Ketika Rasa Sakit Menjadi Guru

Publish

25 November 2025

Suara Muhammadiyah

Penulis

0
72
Foto Ilustrasi

Foto Ilustrasi

Ketika Rasa Sakit Menjadi Guru

Oleh: Ratna Arunika, Anggota PWA Jatim

Tidak ada manusia yang kebal terhadap rasa sakit. Ia datang tanpa mengetuk, menyentuh sisi paling rapuh dalam diri kita, dan sering kali menetap lebih lama dari yang kita harapkan. Kita kerap menganggapnya musuh, sesuatu yang harus disingkirkan, ditutupi, atau dipadamkan secepat mungkin. Namun di balik setiap denyut nyeri, ada pesan halus yang mengingatkan bahwa kita hidup, merasa, dan tengah belajar memahami diri sendiri.

Rasa sakit, dalam tubuh, adalah sinyal bahaya. Namun dalam jiwa, ia sering menjadi pintu menuju kesadaran yang lebih tinggi.
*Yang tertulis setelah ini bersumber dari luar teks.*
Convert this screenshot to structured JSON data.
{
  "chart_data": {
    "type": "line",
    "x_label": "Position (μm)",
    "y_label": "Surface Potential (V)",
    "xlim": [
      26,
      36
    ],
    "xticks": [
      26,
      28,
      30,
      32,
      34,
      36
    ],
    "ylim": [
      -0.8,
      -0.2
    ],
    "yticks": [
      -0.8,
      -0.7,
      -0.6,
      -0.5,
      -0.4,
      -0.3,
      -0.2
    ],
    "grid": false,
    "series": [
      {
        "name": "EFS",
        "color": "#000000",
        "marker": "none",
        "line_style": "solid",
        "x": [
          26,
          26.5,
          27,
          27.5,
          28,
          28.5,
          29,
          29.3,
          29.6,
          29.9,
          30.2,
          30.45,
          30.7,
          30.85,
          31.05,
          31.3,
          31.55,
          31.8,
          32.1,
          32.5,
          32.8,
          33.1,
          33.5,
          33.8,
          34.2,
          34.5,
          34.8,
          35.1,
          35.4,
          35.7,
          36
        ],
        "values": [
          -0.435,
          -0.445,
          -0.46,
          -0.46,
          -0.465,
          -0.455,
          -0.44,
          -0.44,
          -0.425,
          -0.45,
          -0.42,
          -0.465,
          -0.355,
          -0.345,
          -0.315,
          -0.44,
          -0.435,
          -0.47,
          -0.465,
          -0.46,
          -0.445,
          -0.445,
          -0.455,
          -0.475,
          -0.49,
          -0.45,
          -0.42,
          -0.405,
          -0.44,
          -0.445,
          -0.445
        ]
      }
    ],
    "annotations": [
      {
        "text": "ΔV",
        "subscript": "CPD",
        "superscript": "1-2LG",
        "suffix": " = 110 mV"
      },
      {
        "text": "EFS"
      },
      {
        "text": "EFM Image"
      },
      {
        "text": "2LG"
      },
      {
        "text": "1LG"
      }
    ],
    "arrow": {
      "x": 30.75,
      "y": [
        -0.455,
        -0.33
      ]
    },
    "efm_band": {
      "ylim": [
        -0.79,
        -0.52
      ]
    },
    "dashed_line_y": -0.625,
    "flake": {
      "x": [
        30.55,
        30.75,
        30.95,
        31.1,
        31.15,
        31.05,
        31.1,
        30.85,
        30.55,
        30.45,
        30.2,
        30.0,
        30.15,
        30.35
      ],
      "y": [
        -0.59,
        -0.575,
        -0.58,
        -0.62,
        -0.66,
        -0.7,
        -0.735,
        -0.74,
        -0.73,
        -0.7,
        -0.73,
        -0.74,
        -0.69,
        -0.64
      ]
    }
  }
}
Ketika kita menyingkap lapisan terdalam pengalaman manusia, rasa sakit menampakkan dirinya sebagai bagian penting dari pertumbuhan, pemaknaan, dan cinta. Ia adalah guru yang hadir dalam keheningan, menawarkan pelajaran tentang batas, kehilangan, keberanian, dan transformasi.

Rasa sakit tidak berdiri sendiri. Ia tidak hanya soal besar-kecilnya luka, tetapi juga siapa yang mengalaminya, di mana, dan dalam konteks apa. Ilmu saraf menunjukkan bahwa ambang nyeri manusia berbeda, ia merupakan hasil pertemuan kompleks antara tubuh, emosi, budaya, serta pengalaman hidup.
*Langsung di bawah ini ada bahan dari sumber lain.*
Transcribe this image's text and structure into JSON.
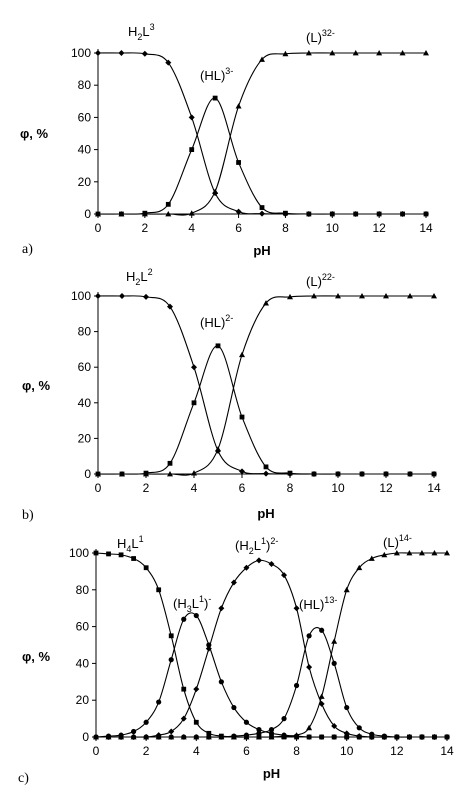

Secara biologis, tubuh memiliki bahasanya sendiri. Variasi genetik dan hormonal menentukan sensitivitas seseorang terhadap nyeri. Endorfin, serotonin, dan hormon-hormon lain bekerja sebagai peredam alami. Jalur sinaps di sumsum tulang belakang dan korteks somatosensorik menentukan seberapa kuat sinyal diteruskan ke otak.

Namun jiwa pun ikut bersuara. Kecemasan dapat merendahkan ambang nyeri, membuat luka kecil terasa seperti badai. Sebaliknya, harapan mampu membuat rasa sakit yang sama terasa lebih ringan. Fenomena placebo effect menunjukkan bahwa apa yang kita percayai dapat memodulasi aktivitas saraf secara nyata.

Lingkungan sosial dan budaya juga memberi warna. Ada budaya yang memuliakan kemampuan menahan sakit, sementara yang lain menilai kejujuran dalam mengungkap rasa sakit sebagai bagian esensial dari kemanusiaan. Kehadiran orang yang dicintai menurunkan intensitas nyeri, memicu pelepasan oksitosin yang menghadirkan rasa aman.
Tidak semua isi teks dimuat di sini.